Detroit's Joe Tate enters crowded Democratic field for U.S. Senate
The former Democratic House Speaker says he's running so his constituents have a voice.
State representative Joe Tate, D-Detroit, is joining a crowded field of Michigan Democrats running for Congress.
The race for Michigan’s Senate seat being left open by retiring Democratic U.S. Sen. Gary Peters is shaping up to me one of the most important for Democrats vying to regain the majority in 2026. A number of formidable candidates are testing the waters: former Wayne County health director Abdul El-Sayed, state Sen. Mallory McMorrow and U.S. Rep. Haley Stevens already announced campaigns.
In an interview with the Associated Press, Tate credited his grandparents, who came to Detroit from the South as part of the Great Migration.
“There was no hope of a fair shot in Alabama,” Tate said in a video released Monday.
Tate’s campaign was made public first by Bloomberg and AP, without any direct acknowledgment from Tate himself until he posted the announcement video the next day. Typically, candidates litter social media accounts with announcement news and share Act Blue donation links to drum up attention and raise money.
He told me at the commercial gym where we’re both members on Sunday it was a quiet launch day because it was Mother’s Day. He told me he’s running to give local residents a voice.

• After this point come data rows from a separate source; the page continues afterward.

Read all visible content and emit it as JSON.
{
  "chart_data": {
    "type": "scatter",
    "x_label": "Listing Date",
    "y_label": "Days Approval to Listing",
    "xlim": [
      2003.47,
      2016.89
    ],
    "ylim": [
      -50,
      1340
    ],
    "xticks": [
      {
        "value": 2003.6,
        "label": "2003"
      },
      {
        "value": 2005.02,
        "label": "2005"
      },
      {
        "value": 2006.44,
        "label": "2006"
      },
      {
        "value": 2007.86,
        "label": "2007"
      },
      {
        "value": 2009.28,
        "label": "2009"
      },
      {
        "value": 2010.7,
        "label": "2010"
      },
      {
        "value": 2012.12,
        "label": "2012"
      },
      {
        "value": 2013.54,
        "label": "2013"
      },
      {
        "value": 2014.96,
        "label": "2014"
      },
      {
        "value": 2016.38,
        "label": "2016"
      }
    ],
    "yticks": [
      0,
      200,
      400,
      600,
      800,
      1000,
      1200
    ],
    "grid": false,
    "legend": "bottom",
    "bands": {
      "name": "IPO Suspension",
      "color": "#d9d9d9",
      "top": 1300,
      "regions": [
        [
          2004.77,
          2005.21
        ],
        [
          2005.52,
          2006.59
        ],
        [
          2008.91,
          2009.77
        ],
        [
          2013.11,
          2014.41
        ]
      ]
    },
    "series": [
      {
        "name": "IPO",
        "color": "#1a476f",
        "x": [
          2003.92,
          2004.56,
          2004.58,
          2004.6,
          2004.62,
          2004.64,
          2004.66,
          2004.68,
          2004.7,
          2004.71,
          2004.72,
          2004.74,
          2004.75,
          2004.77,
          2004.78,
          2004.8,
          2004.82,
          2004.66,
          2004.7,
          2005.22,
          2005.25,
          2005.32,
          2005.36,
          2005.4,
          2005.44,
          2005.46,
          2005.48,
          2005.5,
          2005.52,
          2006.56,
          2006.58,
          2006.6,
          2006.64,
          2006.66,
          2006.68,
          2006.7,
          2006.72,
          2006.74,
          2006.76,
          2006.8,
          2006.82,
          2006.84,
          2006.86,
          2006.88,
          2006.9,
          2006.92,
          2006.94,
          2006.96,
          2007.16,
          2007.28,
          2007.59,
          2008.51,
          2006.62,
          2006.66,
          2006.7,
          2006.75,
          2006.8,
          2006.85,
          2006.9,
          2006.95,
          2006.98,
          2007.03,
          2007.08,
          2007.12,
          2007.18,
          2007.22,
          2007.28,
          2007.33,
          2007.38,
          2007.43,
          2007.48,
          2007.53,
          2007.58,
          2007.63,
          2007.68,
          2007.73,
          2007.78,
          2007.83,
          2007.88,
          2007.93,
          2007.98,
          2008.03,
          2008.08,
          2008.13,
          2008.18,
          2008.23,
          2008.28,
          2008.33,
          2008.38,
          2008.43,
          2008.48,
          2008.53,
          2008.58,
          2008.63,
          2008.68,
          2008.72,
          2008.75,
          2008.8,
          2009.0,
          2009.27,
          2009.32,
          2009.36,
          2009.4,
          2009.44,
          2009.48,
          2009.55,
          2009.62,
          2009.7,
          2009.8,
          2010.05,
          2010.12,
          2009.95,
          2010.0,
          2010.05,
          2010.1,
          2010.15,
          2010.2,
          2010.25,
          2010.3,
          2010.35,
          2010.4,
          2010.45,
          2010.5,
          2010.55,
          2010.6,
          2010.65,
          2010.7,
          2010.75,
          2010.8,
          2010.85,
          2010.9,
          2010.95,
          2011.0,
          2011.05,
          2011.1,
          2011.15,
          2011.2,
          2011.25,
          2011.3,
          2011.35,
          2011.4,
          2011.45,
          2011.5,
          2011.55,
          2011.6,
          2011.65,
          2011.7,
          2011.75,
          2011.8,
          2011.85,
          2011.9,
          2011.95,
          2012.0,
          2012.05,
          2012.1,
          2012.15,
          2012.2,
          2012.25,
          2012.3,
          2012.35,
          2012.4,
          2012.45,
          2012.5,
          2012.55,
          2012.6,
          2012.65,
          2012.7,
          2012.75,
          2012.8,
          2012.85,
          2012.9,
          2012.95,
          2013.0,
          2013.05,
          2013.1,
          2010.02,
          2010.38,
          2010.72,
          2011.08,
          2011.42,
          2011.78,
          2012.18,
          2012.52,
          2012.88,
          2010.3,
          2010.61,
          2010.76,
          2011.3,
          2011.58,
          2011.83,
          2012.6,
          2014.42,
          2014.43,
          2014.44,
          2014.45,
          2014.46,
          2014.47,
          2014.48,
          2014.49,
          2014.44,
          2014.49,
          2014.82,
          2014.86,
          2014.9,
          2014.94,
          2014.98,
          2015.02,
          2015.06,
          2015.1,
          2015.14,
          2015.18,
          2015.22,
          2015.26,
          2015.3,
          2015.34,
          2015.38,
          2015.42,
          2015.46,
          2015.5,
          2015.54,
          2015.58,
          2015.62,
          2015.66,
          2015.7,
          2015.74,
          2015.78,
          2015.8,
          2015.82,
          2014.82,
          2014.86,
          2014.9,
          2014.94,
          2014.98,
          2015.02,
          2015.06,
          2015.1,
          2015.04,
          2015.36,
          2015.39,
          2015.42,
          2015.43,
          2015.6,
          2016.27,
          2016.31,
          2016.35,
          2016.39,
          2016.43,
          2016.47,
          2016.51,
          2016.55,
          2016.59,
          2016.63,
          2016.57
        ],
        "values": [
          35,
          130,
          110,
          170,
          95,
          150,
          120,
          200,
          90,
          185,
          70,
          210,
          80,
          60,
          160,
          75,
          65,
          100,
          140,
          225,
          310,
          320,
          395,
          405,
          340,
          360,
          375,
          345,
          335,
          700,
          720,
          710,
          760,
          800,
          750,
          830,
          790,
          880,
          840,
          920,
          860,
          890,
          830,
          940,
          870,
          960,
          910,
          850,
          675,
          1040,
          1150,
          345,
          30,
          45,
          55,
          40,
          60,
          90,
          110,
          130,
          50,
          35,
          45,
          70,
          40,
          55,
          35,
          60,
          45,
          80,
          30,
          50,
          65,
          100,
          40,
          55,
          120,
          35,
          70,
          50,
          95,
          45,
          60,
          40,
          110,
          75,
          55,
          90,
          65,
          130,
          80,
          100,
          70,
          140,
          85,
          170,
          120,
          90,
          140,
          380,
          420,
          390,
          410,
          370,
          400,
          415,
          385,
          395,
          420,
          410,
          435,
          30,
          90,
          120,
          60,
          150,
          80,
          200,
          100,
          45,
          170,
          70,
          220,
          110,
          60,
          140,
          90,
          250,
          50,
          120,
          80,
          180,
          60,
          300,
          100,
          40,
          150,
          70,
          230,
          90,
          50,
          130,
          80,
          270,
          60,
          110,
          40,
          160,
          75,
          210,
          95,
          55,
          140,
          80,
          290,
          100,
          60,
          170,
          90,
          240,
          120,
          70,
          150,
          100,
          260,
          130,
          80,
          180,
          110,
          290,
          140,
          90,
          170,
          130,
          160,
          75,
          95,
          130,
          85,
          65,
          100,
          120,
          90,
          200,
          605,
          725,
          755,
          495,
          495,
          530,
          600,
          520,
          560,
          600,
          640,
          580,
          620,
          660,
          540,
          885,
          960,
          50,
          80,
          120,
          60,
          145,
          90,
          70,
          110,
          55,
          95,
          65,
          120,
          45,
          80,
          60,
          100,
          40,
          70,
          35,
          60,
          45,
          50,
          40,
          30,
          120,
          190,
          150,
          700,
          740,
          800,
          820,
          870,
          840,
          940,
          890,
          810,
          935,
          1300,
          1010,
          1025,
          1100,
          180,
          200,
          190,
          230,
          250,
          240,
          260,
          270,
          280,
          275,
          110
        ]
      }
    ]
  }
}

His campaign is hoping some of those residents have a short memory.
Though Tate will tout a number of notable achievements during his time as Speaker (repealing Michigan’s right to work law and state pension tax, universal background checks to purchase firearms, free breakfast and lunch for school children, clean energy laws and legalizing abortion rights), it’s impossible to ignore how the final days of his speakership ended.